Have you tried something more structured? I have some code for creating a binary search tree and even compressing/decompressing strings with huffman, as well as code to serialize all that (my deserialization is in Java though, so not very useful to you): https://framagit.org/nani-project/nani-website

See modules/nani/trie.scm for instance.

The idea is to have a binary search tree whose keys are filenames and value is a pointer in the file to a structure that holds data for this filerame (packages and versions of guix for instance). It's super fast to look it up, because you don't load the whole file, you only seek to the right position.

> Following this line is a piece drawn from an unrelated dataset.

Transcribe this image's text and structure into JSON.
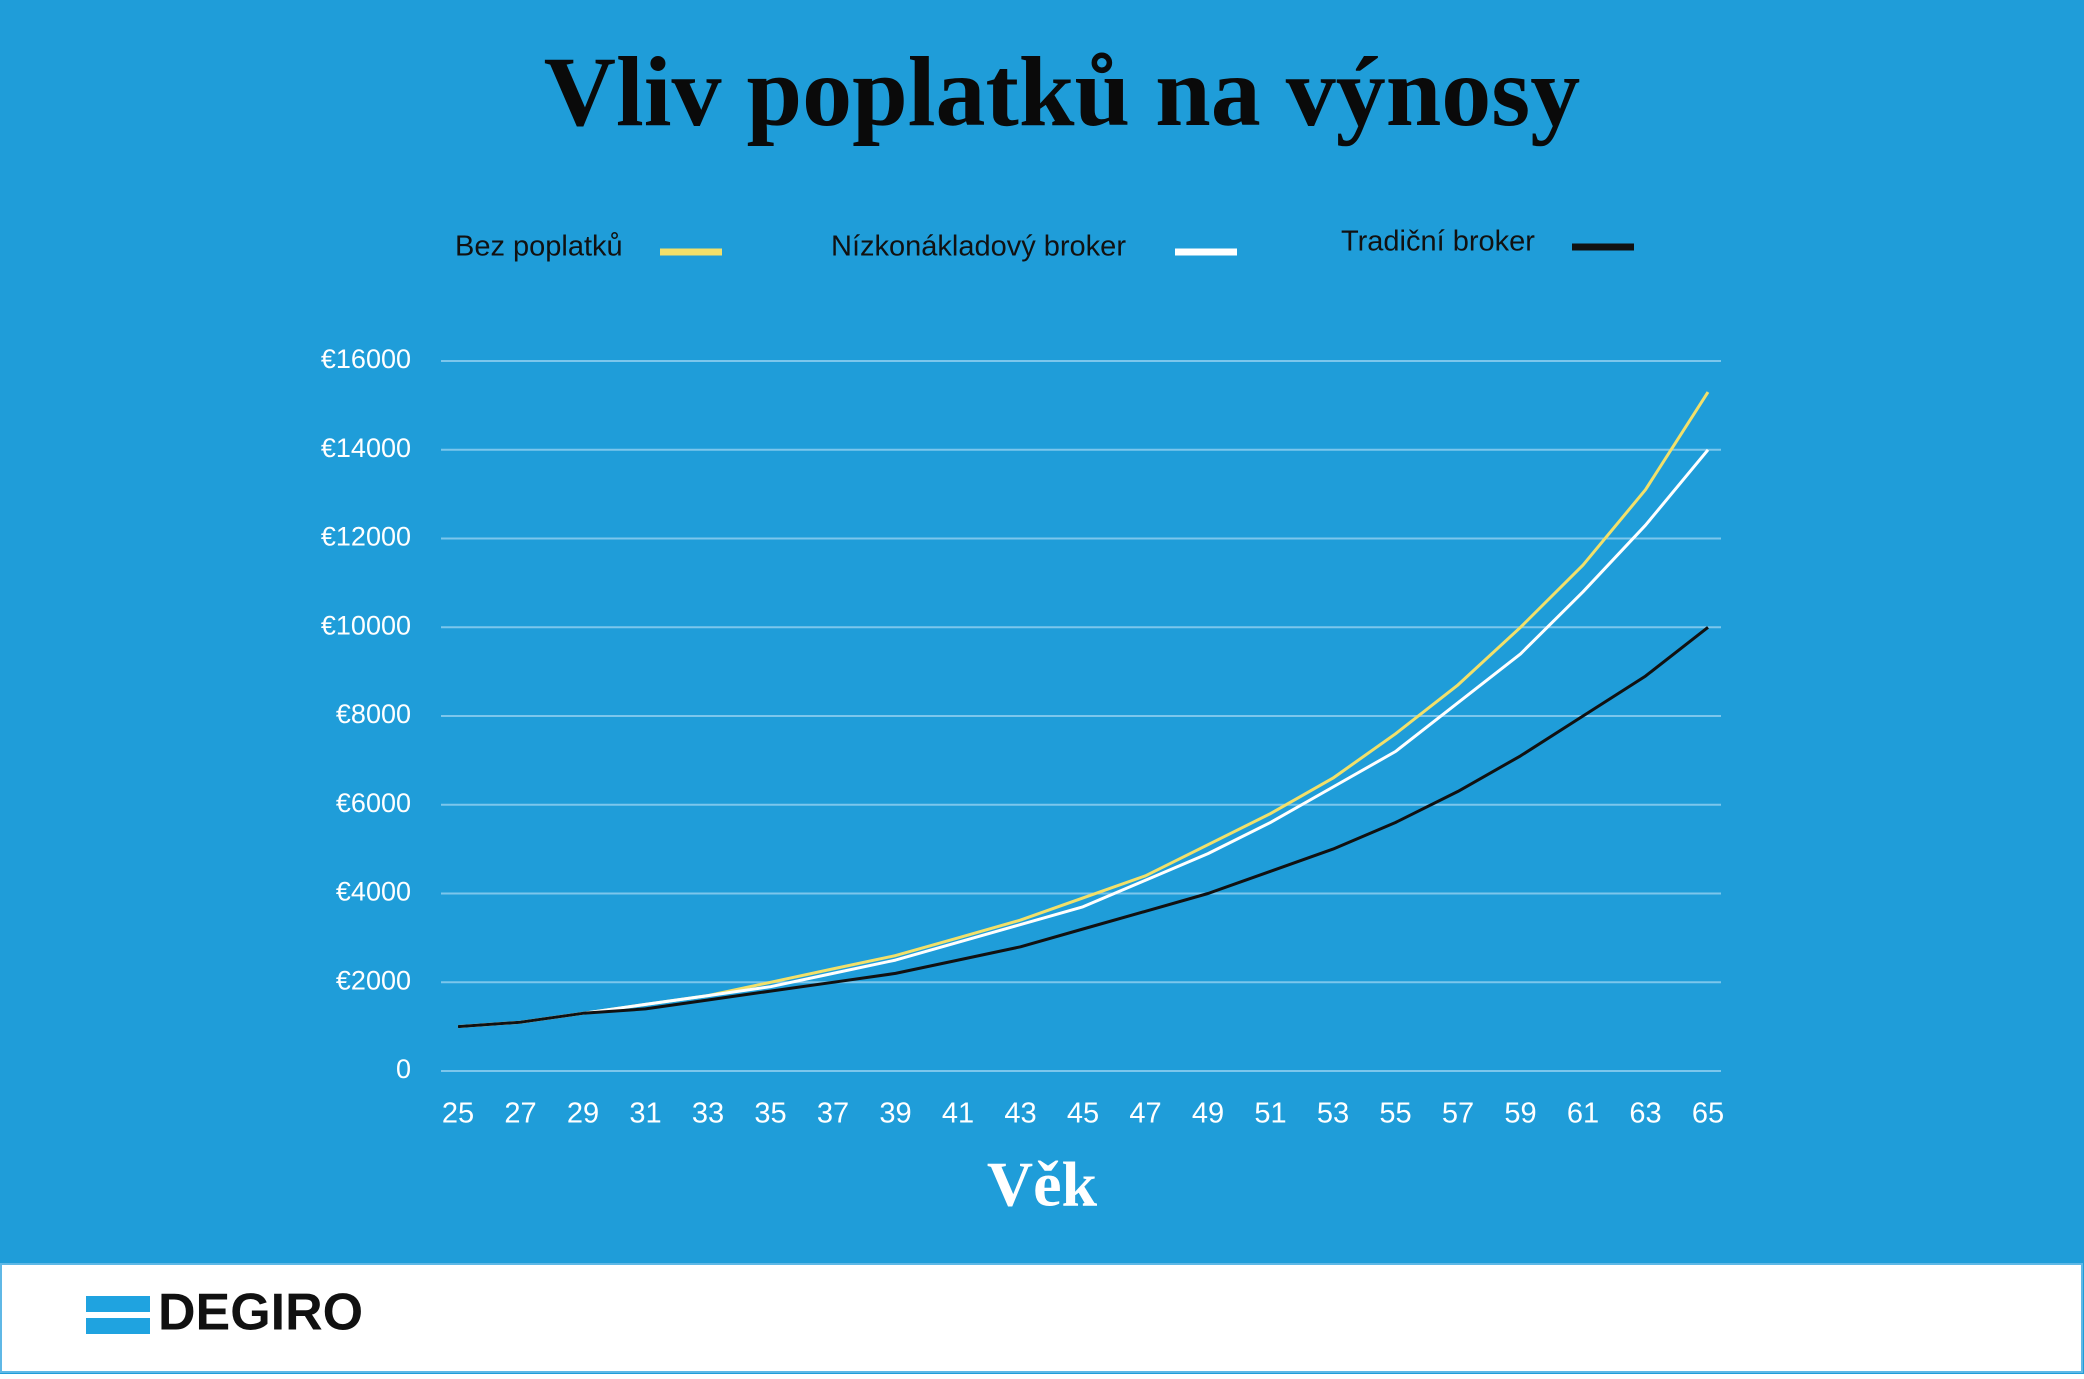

It's a lot longer to build, and not so easy to update though.

On 2020年8月12日 15:10:08 GMT-04:00, Pierre Neidhardt <mail@ambrevar.xyz> wrote:
I've done some benchmarking.

1. I tried to fine-tune the SQL a bit:
- Open/close the database only once for the whole indexing.
- Use "insert" instead of "insert or replace".
- Use numeric ID as key instead of path.

Result: Still around 15-20 minutes to build. Switching to numeric
indices shrank the database by half.

2. I've tried with the following naive 1-file-per-line format:

--8<---------------cut here---------------start------------->8---
"/gnu/store/97p5gvb7jglmn9jpgwwf5al1798wi61f-acl-2.2.53//share/man/man5/acl.5.gz"
"/gnu/store/97p5gvb7jglmn9jpgwwf5al1798wi61f-acl-2.2.53//share/man/man3/acl_add_perm.3.gz"
"/gnu/store/97p5gvb7jglmn9jpgwwf5al1798wi61f-acl-2.2.53//share/man/man3/acl_calc_mask.3.gz"
...
--8<---------------cut here---------------end--------------->8---

Result: Takes between 20 and 2 minutes to complete and the result is
32 MiB big. (I don't know why the timing varies.)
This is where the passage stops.